Rapid Identification and Systematic Mechanism of Flavonoids from Potentilla freyniana Bornm. Based on UHPLC-Q-Exactive Orbitrap Mass Spectrometry and Network Pharmacology
Potentilla freyniana Bornm. (P. freyniana), belonging to the family Rosaceae, has been used as a folk medicine in China. However, as we know, the constituents and the systematic elucidation of the mechanism were not fully investigated. Therefore, it is necessary to develop a rapid method using LC-MS and network pharmacology for the detection and identification of constituents and the systematic mechanism of P. freyniana.
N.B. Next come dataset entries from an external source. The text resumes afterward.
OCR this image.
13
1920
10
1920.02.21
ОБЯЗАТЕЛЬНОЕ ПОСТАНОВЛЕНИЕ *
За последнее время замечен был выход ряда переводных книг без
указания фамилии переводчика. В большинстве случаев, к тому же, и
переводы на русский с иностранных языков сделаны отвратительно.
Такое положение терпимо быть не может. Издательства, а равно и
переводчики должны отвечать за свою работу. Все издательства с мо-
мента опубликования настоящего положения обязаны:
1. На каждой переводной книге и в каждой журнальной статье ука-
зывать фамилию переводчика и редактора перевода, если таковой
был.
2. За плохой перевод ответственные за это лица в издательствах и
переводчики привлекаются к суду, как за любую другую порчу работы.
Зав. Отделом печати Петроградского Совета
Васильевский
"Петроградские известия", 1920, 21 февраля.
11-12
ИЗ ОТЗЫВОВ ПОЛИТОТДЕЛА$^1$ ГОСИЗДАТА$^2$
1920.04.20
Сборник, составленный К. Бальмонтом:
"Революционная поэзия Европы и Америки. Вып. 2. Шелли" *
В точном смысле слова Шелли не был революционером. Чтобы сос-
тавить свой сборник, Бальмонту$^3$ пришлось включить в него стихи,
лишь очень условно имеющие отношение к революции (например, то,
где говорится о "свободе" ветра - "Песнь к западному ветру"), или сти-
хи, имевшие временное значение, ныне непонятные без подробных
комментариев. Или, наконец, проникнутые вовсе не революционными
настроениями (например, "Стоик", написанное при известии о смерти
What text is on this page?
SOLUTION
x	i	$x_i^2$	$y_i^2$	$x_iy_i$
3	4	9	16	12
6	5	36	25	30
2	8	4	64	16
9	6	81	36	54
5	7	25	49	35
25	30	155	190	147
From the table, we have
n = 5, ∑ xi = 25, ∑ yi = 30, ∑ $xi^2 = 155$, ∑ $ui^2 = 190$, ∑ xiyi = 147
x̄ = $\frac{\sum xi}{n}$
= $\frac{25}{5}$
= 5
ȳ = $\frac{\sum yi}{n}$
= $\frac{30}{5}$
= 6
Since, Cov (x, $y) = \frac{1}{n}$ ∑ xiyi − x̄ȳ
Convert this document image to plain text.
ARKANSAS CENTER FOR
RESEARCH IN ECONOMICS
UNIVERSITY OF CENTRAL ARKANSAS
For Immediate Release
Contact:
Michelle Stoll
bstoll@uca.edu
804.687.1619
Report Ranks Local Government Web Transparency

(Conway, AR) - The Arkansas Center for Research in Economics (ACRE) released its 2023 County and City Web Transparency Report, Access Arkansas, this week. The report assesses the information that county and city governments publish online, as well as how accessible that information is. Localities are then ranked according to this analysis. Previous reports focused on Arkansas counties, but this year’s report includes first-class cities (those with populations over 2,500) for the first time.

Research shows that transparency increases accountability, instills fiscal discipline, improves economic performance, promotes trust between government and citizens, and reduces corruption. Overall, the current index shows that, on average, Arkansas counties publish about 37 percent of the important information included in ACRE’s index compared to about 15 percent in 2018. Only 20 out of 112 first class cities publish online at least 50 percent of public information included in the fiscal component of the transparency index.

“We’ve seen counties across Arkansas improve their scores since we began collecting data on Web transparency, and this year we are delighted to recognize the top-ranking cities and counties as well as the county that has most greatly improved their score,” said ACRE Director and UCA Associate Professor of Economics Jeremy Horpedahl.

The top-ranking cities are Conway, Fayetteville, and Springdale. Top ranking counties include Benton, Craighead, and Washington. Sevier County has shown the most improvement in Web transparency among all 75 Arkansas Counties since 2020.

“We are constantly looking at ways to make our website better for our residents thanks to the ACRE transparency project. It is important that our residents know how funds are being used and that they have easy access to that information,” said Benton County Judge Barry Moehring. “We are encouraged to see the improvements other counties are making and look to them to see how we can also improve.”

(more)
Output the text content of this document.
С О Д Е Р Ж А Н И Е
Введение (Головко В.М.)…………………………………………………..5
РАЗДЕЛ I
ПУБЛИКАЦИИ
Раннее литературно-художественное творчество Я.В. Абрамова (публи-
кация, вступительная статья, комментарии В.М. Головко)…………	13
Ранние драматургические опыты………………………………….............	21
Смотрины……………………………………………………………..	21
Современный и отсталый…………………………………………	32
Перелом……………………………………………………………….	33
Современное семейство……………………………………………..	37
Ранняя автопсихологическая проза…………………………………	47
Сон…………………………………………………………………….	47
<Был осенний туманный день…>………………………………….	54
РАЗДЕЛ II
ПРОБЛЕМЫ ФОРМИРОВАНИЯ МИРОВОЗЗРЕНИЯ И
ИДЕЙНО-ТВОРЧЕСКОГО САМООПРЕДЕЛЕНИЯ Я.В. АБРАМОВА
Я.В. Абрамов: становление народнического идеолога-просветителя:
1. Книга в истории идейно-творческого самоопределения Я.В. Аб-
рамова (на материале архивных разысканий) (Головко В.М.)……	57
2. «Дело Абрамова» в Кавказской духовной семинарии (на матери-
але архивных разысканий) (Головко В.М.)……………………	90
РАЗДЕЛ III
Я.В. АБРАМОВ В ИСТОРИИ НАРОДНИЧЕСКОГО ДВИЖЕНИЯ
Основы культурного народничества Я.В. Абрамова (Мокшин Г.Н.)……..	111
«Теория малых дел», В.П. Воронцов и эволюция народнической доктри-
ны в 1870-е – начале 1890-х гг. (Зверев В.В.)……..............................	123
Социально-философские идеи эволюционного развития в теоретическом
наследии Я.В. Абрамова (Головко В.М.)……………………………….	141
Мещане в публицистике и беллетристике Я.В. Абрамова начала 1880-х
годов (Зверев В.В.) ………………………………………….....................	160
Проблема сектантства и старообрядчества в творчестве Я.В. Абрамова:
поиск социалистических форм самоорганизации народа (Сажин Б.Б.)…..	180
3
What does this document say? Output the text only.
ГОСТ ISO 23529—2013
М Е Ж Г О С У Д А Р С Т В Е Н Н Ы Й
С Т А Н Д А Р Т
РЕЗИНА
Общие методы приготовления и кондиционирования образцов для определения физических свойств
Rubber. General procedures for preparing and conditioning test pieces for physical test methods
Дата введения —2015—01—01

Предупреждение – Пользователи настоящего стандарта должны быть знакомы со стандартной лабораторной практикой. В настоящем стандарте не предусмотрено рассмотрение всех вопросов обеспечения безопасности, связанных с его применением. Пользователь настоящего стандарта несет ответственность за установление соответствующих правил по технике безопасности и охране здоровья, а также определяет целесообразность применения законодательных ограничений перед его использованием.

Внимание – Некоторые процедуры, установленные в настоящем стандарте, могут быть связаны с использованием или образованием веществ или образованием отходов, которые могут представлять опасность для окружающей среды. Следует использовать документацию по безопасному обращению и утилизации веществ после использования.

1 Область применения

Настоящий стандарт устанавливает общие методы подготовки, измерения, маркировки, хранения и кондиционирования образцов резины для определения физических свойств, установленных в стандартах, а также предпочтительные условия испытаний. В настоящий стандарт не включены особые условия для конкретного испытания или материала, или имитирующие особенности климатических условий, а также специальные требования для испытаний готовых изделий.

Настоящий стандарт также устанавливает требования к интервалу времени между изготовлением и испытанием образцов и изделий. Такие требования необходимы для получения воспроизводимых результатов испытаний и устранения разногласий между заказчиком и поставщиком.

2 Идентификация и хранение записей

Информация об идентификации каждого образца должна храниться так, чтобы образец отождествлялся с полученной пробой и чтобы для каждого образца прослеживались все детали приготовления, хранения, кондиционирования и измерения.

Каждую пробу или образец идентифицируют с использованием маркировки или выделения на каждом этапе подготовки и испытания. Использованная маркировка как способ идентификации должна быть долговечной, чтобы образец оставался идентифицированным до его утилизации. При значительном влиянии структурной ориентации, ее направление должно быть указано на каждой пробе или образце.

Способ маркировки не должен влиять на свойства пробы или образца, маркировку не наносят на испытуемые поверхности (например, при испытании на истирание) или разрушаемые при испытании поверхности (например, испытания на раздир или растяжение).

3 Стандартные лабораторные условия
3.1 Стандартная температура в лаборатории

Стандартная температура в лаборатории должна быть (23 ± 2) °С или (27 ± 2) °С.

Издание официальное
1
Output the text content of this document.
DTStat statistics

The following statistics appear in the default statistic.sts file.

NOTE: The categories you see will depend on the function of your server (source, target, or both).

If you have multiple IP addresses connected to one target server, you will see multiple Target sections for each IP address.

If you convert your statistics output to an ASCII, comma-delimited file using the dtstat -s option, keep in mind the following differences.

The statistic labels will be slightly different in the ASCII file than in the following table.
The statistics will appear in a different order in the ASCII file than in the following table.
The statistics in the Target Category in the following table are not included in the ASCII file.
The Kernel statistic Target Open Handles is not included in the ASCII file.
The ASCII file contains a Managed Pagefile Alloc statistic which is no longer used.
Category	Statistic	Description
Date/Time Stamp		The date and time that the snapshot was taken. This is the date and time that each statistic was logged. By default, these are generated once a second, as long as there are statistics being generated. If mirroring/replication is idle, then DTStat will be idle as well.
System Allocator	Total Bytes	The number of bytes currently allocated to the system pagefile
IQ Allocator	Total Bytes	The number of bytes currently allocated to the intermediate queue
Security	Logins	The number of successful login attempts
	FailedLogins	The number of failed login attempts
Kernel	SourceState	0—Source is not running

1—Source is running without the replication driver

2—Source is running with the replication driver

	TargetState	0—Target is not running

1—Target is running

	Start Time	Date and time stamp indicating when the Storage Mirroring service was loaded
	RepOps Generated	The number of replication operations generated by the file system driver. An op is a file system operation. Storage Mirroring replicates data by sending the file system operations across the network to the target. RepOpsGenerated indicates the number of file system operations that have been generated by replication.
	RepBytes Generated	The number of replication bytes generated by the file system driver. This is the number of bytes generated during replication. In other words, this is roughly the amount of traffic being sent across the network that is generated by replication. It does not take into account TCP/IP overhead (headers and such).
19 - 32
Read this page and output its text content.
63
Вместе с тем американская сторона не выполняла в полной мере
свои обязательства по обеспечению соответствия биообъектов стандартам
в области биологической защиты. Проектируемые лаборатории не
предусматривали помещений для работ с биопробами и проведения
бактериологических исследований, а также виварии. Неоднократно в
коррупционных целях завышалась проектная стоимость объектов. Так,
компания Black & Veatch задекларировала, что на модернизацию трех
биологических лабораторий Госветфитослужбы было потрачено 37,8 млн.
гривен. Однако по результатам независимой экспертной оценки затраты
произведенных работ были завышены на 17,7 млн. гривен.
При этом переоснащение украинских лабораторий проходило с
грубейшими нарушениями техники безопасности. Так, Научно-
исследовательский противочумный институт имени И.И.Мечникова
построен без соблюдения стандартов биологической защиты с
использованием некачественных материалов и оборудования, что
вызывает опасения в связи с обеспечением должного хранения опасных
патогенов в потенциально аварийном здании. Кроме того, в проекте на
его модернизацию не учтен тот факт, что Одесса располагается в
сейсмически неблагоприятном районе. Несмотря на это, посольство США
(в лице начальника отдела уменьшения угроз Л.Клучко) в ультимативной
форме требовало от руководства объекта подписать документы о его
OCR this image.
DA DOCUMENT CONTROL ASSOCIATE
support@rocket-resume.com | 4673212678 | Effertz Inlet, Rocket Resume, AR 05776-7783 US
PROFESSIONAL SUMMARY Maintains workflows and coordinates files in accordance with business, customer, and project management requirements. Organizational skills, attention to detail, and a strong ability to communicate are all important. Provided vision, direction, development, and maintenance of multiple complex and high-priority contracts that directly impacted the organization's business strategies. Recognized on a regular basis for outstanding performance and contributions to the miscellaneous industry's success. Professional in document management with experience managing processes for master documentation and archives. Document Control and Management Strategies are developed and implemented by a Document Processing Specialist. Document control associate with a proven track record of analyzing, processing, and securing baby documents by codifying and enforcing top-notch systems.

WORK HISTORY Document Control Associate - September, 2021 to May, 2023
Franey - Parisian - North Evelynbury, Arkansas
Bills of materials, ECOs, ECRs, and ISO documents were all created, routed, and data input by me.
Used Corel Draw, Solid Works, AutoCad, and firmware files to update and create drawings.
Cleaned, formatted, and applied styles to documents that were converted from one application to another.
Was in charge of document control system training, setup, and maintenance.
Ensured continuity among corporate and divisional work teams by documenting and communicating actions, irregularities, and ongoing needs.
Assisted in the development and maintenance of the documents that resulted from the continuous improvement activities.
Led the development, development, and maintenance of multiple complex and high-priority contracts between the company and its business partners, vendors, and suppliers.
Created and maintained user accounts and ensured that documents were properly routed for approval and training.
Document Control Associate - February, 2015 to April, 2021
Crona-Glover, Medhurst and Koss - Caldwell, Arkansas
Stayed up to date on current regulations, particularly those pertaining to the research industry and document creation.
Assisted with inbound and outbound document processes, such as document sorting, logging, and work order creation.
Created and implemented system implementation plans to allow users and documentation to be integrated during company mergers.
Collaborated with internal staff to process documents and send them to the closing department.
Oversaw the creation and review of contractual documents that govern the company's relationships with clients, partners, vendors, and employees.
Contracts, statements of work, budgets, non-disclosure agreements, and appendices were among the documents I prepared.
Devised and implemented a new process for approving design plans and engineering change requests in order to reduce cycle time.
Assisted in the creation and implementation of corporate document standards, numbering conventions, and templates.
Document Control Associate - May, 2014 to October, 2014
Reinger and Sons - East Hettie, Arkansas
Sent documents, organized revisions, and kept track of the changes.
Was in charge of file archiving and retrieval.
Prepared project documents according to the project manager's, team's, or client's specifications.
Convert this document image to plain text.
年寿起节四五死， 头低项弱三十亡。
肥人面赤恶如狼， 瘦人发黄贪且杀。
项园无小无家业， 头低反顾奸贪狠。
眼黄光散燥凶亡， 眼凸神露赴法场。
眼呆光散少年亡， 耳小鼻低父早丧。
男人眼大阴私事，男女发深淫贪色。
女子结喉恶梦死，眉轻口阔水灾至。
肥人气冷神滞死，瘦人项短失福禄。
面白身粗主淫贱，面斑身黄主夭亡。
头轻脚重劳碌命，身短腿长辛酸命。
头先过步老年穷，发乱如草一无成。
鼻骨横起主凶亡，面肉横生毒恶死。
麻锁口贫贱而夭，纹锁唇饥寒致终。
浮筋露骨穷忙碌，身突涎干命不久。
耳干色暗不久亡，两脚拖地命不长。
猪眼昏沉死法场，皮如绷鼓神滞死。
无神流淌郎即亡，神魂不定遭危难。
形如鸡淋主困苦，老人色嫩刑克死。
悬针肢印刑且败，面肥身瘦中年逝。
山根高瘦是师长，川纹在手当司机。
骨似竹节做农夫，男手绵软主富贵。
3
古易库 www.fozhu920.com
Firstly, the flavonoids were detected and identified based on ultra-high-performance liquid chromatography coupled with Quadrupole-Exactive Focus Orbitrap MS (UHPLC-Q-Exactive Orbitrap MS). After that, the potential targets of those constituents were obtained by database mining. Then, the core targets were predicted by protein-protein interaction network and network analysis. Finally, Gene Ontology (GO) and Kyoto Encyclopedia of Genes and Genomes (KEGG) pathway enrichment analysis were carried out via DAVID. This finding revealed that P. freyniana possessed 43 flavonoids (40 of them were first reported) with 23 core target genes, which are associated with PI3K-Akt, MAPK, TNF signaling pathway, and pathway in cancer. This study demonstrated the multicompound, multitarget, and multimechanism of P. freyniana, which are very beneficial to develop the further study and utilization of this plant including the material basis and quality control research.